A Few Things a Writer Should Probably Do at Least Once

At least if he or she is working in the fields of the historical or fantastic:

  • Fire a rifle or handgun.   If you don’t have the sort of friends who own firearms and back pastures where they can set up tin cans on fence posts, visit a shooting range.  (But the effect of a bullet on a full tin can of dubious green beans or corned beef hash is a lot more impressive than holes in a paper target.)  If you’re working on stuff set in the black-powder era, see if you can find a black-powder enthusiast for a demonstration.
  • Build a fire starting with tinder and matches.  Starting with flint and steel, or with even more basic gear, is rather more hard core than necessary, though if you happen to know a Boy Scout or a historical recreationist who’s into that sort of thing, you should take the opportunity to observe the process if you can.  It explains, among other things, why so many fictional wizards keep a handy firestarting spell in their back pockets, and why the ancient Romans were so big on keeping a fire burning in the Temple of Vesta.
  • Try on some armor and a helmet.  Cultivating the acquaintance of some historical recreationists, again, is good for this.  You’ll most likely end up in chain mail, because plate armor is a lot more size-specific.  But the narrowed field of view and dampened sound inside a closed helm are certainly instructive.
  • Wear the clothing of another era, for insight into how movement and demeanor are affected by it.  What can and can’t you do in hoop skirt and corset, for example; or in high heels, a powdered wig, and a sword?
  • Cook and eat a meal from the same era.  Bonus points for doing it over the fire you started with tinder and matches.
  • Get far enough away from major urban areas to see the night sky unaffected by the glow of city lights, and hear the world without the background rumble of machinery and hum of electricity, and smell the world without the overlay of internal combustion engines and industrial processes.  You don’t have to stay there; just visit it for a few hours, or a day or so.

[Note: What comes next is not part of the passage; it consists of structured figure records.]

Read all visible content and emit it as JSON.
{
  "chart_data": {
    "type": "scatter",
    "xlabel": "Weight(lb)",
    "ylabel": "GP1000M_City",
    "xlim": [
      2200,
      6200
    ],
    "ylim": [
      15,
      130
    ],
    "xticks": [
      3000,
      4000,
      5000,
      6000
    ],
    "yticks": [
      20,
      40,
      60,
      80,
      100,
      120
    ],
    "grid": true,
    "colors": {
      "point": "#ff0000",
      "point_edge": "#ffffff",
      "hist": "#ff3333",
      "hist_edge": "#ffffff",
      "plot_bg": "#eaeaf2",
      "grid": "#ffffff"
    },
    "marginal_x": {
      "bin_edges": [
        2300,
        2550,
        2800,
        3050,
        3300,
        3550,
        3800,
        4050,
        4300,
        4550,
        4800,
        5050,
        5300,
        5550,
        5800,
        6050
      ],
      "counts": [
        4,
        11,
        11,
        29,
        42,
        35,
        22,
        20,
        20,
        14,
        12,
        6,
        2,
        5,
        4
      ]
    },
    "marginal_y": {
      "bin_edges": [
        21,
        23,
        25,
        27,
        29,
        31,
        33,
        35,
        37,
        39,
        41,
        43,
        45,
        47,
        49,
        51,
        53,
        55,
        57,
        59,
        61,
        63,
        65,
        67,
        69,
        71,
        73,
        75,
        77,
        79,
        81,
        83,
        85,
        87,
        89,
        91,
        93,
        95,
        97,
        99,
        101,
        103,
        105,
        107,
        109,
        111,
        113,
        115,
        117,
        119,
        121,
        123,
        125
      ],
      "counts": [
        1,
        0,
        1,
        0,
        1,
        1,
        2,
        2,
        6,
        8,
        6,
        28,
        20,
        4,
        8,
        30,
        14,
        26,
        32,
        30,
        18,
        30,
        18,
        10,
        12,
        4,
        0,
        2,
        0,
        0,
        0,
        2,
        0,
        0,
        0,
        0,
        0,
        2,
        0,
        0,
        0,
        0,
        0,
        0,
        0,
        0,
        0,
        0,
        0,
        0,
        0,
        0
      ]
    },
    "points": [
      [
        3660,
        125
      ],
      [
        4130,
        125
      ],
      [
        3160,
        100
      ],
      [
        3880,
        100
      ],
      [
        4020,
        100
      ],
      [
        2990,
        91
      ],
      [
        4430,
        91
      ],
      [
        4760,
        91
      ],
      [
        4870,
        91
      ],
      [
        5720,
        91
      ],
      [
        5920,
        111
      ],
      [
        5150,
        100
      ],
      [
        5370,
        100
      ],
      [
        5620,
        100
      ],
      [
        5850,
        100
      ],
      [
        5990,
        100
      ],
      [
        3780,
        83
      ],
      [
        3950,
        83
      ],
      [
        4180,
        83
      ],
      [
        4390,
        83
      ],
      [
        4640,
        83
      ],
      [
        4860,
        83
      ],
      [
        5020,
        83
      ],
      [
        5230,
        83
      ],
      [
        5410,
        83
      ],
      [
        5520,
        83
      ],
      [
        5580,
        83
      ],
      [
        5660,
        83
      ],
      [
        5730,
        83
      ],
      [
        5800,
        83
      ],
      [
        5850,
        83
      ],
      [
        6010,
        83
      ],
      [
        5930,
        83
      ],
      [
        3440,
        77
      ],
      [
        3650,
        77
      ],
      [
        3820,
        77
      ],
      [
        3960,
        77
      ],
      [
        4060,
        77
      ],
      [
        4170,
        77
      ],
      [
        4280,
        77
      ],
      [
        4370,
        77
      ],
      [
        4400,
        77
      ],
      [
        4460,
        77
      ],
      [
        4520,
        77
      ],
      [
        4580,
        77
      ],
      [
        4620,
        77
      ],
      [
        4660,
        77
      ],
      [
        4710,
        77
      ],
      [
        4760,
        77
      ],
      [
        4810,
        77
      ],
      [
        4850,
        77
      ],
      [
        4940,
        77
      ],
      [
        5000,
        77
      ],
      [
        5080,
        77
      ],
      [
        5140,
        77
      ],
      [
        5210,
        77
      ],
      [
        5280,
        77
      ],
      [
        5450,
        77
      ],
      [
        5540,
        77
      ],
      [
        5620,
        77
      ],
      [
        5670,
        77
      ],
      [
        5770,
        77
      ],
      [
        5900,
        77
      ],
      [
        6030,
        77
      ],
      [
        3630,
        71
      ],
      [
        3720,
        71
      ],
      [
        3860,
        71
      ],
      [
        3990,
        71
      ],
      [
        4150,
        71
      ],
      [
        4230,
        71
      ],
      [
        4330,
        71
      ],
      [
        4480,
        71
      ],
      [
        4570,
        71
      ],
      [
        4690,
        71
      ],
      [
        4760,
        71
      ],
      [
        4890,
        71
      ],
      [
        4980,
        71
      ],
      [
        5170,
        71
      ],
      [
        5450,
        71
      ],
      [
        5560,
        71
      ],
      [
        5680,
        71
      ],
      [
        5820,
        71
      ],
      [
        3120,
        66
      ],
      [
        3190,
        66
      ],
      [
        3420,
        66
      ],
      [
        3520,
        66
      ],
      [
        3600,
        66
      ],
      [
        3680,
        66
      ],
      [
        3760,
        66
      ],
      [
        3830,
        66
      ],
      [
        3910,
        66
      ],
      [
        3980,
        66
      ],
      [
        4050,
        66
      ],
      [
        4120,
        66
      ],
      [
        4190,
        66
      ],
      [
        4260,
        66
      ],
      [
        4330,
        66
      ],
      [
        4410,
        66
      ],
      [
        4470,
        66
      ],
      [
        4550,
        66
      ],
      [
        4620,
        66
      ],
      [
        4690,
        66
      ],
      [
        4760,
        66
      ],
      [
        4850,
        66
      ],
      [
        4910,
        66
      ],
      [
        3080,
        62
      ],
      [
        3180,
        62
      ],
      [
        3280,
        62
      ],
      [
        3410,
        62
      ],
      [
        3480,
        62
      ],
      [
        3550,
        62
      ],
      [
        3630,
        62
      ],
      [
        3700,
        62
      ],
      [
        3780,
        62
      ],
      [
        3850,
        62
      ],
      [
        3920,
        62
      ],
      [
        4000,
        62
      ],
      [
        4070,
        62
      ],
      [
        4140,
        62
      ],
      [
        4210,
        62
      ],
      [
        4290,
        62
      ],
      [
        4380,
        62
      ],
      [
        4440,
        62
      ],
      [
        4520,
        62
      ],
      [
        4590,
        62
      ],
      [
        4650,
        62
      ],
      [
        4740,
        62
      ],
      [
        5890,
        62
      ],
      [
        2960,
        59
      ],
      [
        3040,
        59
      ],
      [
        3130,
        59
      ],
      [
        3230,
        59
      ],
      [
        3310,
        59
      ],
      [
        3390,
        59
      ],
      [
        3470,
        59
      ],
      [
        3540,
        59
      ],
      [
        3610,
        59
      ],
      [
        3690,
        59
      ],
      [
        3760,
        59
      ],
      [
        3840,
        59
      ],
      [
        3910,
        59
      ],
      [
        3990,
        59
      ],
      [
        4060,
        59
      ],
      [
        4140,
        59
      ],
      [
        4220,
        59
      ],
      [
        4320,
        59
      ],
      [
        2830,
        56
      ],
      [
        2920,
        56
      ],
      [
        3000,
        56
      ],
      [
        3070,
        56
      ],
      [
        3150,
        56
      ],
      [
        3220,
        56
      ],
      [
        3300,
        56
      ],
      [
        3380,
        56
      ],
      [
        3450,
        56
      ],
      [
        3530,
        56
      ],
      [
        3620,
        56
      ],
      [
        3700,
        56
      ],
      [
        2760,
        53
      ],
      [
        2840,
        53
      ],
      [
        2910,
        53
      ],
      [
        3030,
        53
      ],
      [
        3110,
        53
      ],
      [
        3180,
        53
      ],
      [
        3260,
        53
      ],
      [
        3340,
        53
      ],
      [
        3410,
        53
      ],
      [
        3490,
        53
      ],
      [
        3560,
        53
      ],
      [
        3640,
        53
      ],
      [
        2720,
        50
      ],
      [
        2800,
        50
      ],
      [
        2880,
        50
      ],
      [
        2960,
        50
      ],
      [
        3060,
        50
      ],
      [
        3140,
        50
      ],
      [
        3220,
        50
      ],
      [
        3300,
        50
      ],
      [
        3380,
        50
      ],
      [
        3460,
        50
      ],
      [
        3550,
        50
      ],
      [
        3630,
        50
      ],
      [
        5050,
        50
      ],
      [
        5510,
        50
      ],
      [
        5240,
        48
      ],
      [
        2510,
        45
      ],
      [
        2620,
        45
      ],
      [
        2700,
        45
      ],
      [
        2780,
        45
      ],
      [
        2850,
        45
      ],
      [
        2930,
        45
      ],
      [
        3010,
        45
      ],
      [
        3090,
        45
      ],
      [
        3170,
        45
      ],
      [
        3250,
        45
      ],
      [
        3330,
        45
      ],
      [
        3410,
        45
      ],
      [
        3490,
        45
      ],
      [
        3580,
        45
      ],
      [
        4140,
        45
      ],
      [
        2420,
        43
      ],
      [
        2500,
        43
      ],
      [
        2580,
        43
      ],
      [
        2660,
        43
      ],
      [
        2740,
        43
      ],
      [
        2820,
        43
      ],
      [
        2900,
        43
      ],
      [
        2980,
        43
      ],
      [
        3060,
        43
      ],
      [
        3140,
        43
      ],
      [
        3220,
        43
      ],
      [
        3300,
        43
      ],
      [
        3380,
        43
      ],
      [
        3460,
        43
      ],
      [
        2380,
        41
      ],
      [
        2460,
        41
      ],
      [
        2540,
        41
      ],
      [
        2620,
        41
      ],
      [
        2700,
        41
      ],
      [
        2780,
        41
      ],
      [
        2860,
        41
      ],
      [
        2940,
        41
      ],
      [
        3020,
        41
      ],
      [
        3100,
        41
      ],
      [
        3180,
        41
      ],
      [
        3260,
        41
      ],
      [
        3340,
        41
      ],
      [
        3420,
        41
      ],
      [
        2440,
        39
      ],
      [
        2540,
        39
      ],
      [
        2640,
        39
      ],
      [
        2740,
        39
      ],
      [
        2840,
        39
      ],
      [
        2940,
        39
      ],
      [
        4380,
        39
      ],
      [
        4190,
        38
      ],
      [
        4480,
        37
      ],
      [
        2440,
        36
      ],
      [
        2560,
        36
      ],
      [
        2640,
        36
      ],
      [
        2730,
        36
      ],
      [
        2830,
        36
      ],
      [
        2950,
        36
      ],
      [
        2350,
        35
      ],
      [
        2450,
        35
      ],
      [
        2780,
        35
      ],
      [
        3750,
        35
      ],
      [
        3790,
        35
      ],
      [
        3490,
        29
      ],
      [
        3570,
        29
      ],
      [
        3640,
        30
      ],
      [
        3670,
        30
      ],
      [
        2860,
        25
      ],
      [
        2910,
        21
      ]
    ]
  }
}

And that’s just for starters.  Not all research is done in books.

4 thoughts on “A Few Things a Writer Should Probably Do at Least Once

  1. I love the way the night sky looks from the mountains. On a clear night, you can actually see the milky way. Out there in the wilderness, it’s much easier to imagine you’re in a different era.

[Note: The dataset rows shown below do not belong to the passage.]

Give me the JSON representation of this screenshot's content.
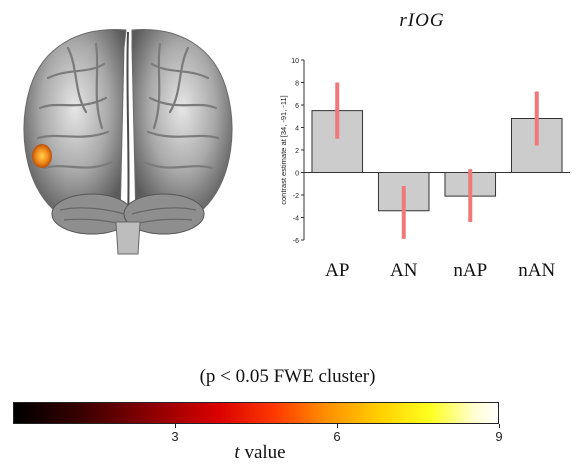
{
  "brain_figure": {
    "icon": "brain-render-rear-view",
    "blob_color": "#f08a1c"
  },
  "chart_data": {
    "type": "bar",
    "title": "rIOG",
    "ylabel": "contrast estimate at [34, -91, -11]",
    "categories": [
      "AP",
      "AN",
      "nAP",
      "nAN"
    ],
    "values": [
      5.5,
      -3.4,
      -2.1,
      4.8
    ],
    "errors": [
      [
        3.0,
        8.0
      ],
      [
        -5.9,
        -1.2
      ],
      [
        -4.4,
        0.3
      ],
      [
        2.4,
        7.2
      ]
    ],
    "ylim": [
      -6,
      10
    ],
    "yticks": [
      -6,
      -4,
      -2,
      0,
      2,
      4,
      6,
      8,
      10
    ],
    "bar_color": "#cccccc",
    "error_color": "#f07878"
  },
  "threshold_caption": "(p < 0.05 FWE cluster)",
  "colorbar": {
    "ticks": [
      "3",
      "6",
      "9"
    ],
    "tick_values": [
      3,
      6,
      9
    ],
    "range": [
      0,
      9
    ],
    "label_var": "t",
    "label_rest": " value"
  }
}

  2. Re plate armor — the PVC “plate” used by SCA people with limited budgets may look a little odd — often it’s cut from brightly colored barrel material — but it approximates the weight and heft of historical steel plate. It shouldn’t be too hard to find some local SCA people willing to let you try it out. In fact, that kind of armor feels relatively free and easy to move in, at least for a short time. The real problem comes with the full steel helmet. Those things are monstrously heavy, encumbering and awkward, and you will feel a wonderful sense of liberation when you finally take the damn thing off. While you’ve got all that junk on, though, you might as well spend a few minutes slamming your borrowed SCA rattan stick (pardon me: broadsword) into a pell to get a feel for the weight and swing of the medieval melee weapons.

    Re night sky. It’s terrible how difficult this is these days, especially if you live in the sprawl. Suburbs quite close to cities used to be relatively dark, but now it seems you actually have to go into the wilderness to escape the universal American skyglow.